Whenever you suspect that disk I/O activity is the bottleneck, use the iostat command with the -x switch to examine disk activity
$ iostat -x /dev/sda Linux 2.6.32-220.el6.x86_64 (tramp) 04/17/2012 _x86_64_ (2 CPU) avg-cpu: %user %nice %system %iowait %steal %idle 6.44 0.00 1.99 4.35 0.00 87.22 Device: rrqm/s wrqm/s r/s w/s rsec/s wsec/s avgrq-sz avgqu-sz await svctm %util sda 0.05 1.92 0.13 0.92 4.98 21.44 25.25 0.07 67.53 30.49 3.19
The important values here are:
- r/s – read requests per second
- w/s – write requests per second
- await – average time to service a request (in milliseconds). This includes wait time as well as actual time spent servicing the request
- Use faster disks.
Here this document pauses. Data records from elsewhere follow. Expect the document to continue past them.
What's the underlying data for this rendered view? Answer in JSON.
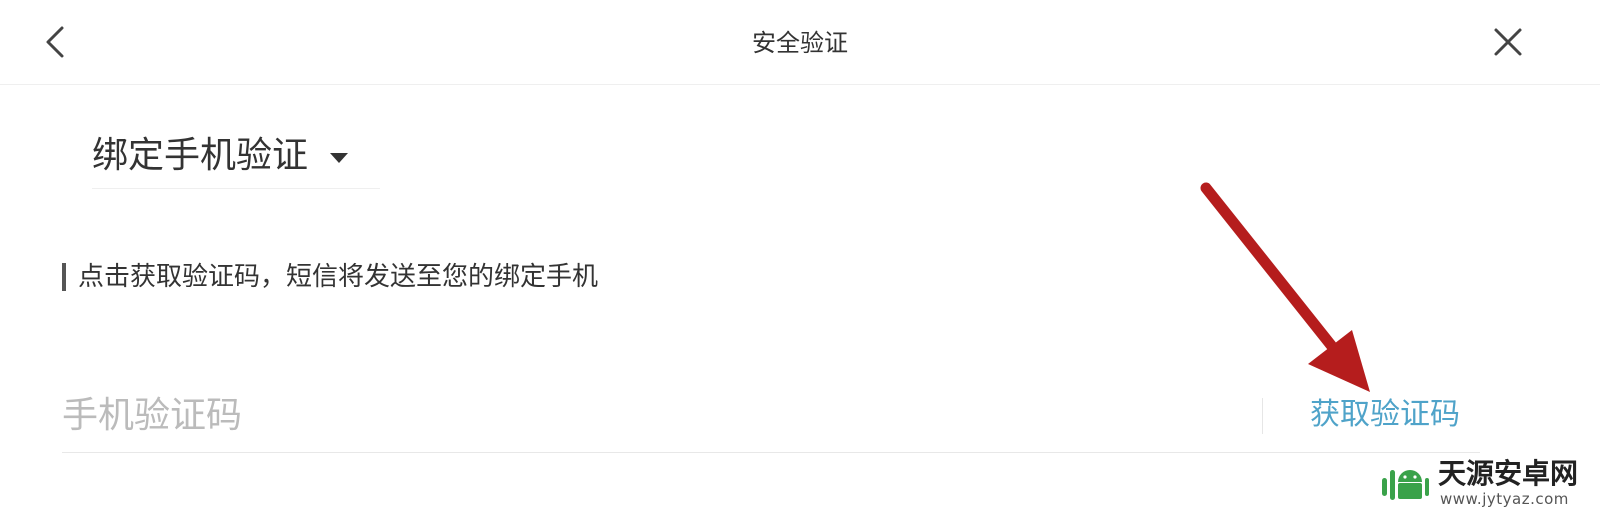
{
  "header": {
    "title": "安全验证",
    "back_icon": "chevron-left-icon",
    "close_icon": "close-icon"
  },
  "verify_method": {
    "selected": "绑定手机验证",
    "caret_icon": "caret-down-icon"
  },
  "hint": {
    "text": "点击获取验证码，短信将发送至您的绑定手机"
  },
  "sms_code": {
    "value": "",
    "placeholder": "手机验证码",
    "get_code_label": "获取验证码"
  },
  "colors": {
    "accent": "#4fa3c9",
    "text": "#333333",
    "placeholder": "#bbbbbb",
    "annotation_arrow": "#b51d1d",
    "watermark_green": "#3aa24a"
  },
  "watermark": {
    "name": "天源安卓网",
    "url": "www.jytyaz.com"
  }
}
Higher RPM means faster seek time
- Use logical volumes with striping – this way a single request can be serviced by several disks in parallel
- Use a hardware RAID controller – avoid software RAID for data-intensive applications
- Add more memory to allow for larger buffers
In this installment we explored CPU utilization, memory usage and the disk subsystem – the most likely suspects for decreased performance. We also looked at the associated ‘tools of the trade’. When investigating performance issues, it is often beneficial to put things into perspective – which is why we should collect performance-related data to use as benchmarks. In a future article we will look at sar and it’s associated commands to do just that.